Certes, la situation n'est pas la même aujourd'hui, les pays membres de l'ASEAN (Indonésie, Malaisie, Philippines, Thaïlande et Vietnam) n'empruntent pas autant qu'à l'époque sur les marchés internationaux. Leurs banques centrales, en raison de l'expérience tirée de la précédente crise asiatique, ont amassé des réserves de change importantes. Enfin, elles ont conclu des accords de swaps (d'échanges de devises), permettant de fournir les devises nécessaires lorsqu'il faut intervenir sur les marchés, ce qui réduit les risques du scénario cauchemardesque de 1997.

 

Plusieurs risques potentiels

Pour autant, des risques potentiels demeurent. D'abord, l'assouplissement de la politique monétaire de la Banque centrale du Japon (BoJ) mis en place fin décembre à la demande du nouveau Premier ministre de centre-droit Shinzo Abe pour en finir avec la politique déflationniste et relancer les exportations, devrait se poursuivre.

 

Parallèlement, la politique monétaire menée par la Réserve fédérale américaine a atteint ses limites. Le taux directeur américain est quasiment à zéro. Les deux « quantitative easings », ces injections d'importantes liquidités pour faire baisser les taux longs et assainir le bilan des banques par le rachat des actifs de qualité douteuse, ont aussi des effets sur les pays asiatiques, en particulier ceux dont la devise est étroitement liée au dollar comme Hong Kong et Singapour.

 

Autre risque, qui vient s'ajouter aux incertitudes : la Chine.
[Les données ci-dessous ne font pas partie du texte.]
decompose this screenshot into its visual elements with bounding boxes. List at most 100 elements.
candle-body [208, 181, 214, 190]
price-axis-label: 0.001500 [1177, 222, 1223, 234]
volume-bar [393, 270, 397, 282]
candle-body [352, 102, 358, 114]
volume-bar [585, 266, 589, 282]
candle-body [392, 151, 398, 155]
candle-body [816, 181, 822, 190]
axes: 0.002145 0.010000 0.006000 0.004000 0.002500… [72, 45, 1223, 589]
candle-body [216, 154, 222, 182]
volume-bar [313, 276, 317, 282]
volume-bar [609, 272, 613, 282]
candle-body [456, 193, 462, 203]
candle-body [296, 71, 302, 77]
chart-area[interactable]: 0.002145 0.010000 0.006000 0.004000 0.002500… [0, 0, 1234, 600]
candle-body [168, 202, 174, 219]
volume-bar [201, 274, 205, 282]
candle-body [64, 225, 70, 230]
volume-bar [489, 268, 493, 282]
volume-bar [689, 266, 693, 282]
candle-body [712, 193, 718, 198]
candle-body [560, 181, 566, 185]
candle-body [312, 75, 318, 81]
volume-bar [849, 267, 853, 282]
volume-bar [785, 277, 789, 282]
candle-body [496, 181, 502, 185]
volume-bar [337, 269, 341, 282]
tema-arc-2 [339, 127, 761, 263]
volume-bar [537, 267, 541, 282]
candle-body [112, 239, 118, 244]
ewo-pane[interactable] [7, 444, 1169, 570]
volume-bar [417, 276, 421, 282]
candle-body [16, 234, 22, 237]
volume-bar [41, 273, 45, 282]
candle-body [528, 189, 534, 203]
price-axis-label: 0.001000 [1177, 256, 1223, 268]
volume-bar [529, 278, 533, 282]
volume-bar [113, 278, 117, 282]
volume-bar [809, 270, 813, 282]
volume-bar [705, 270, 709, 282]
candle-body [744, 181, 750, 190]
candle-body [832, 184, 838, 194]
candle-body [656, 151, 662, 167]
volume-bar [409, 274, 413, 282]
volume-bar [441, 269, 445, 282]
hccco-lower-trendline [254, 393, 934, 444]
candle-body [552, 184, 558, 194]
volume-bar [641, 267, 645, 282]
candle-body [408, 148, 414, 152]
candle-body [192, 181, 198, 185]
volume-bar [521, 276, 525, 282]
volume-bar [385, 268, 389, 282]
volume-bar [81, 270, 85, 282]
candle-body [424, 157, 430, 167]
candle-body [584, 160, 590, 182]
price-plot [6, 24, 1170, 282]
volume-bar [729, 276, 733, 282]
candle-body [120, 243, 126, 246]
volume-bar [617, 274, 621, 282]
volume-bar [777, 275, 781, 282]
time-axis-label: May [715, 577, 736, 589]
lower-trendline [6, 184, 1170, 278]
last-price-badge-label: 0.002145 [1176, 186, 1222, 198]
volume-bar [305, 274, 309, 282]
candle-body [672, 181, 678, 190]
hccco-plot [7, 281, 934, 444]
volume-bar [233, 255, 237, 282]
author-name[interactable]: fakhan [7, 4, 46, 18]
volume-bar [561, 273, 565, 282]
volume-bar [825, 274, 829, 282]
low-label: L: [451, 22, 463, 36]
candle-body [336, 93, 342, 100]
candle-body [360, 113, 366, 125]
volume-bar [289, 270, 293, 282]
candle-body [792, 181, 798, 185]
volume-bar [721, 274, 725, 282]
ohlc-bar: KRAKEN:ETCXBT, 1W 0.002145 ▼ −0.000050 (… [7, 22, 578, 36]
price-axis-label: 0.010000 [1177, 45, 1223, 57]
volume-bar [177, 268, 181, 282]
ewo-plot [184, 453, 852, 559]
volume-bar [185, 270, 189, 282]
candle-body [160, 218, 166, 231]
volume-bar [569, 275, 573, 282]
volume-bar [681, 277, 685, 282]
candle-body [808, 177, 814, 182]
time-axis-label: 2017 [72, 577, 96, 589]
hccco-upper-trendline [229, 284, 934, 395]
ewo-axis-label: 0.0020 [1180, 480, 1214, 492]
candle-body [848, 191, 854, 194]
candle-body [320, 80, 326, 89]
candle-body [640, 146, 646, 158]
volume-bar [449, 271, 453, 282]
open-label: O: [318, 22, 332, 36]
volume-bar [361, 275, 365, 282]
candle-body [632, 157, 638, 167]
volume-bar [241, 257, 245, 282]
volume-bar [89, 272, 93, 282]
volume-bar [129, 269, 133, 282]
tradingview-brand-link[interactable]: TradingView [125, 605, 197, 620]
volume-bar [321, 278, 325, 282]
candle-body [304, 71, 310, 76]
Elle est aussi affectée par ce mouvement du yen et du dollar, même si elle dispose de leviers d'action puissants, notamment en pouvant contrôler les flux de liquidités, ce qui limite le risque de contagion. Ainsi, la Banque centrale de Chine diversifie ses réserves de changes, au détriment du dollar et les variations du yuans sont définis par les autorités en fonction d'un « panier de devises. »

 

L'inquiétante spéculation sur l'immobilier en Chine

Le vrai risque en Chine est celui des niveaux atteints par les prix de l'immobilier. La spéculation sur ce secteur indique sinon un risque de bulle, du moins celui d'une forte correction. Le marché de l'immobilier représenterait 12% du PIB selon le FMI. D'autres experts estiment qu'elle est plutôt de 15%. « Nous craignons que la dichotomie entre la persistance de prix excessifs de l'immobilier et la faiblesse des exportations, en partie due à la baisse du yen, s'accroisse », soulignent Steve Barrow et Jeremy Stevens.

Or en cas d'effondrement des prix de cet immobilier, la dépréciation du yuan conjuguée à une baisse des marchés financiers chinois auront des effets négatifs sur les pays clients asiatiques dont les monnaies ne sont pas nécessairement liées au dollar.

S'il y avait dans le pire des cas une crise asiatique alimentée par une crise monétaire, elle ne serait probablement pas aussi dure que celle de 1997, les instruments existant permettant d'en atténuer les effets. Mais, il ne faudrait pas pour autant négliger un tel risque sur les économies asiatiques, il est réel, selon les analystes de la Standard Bank.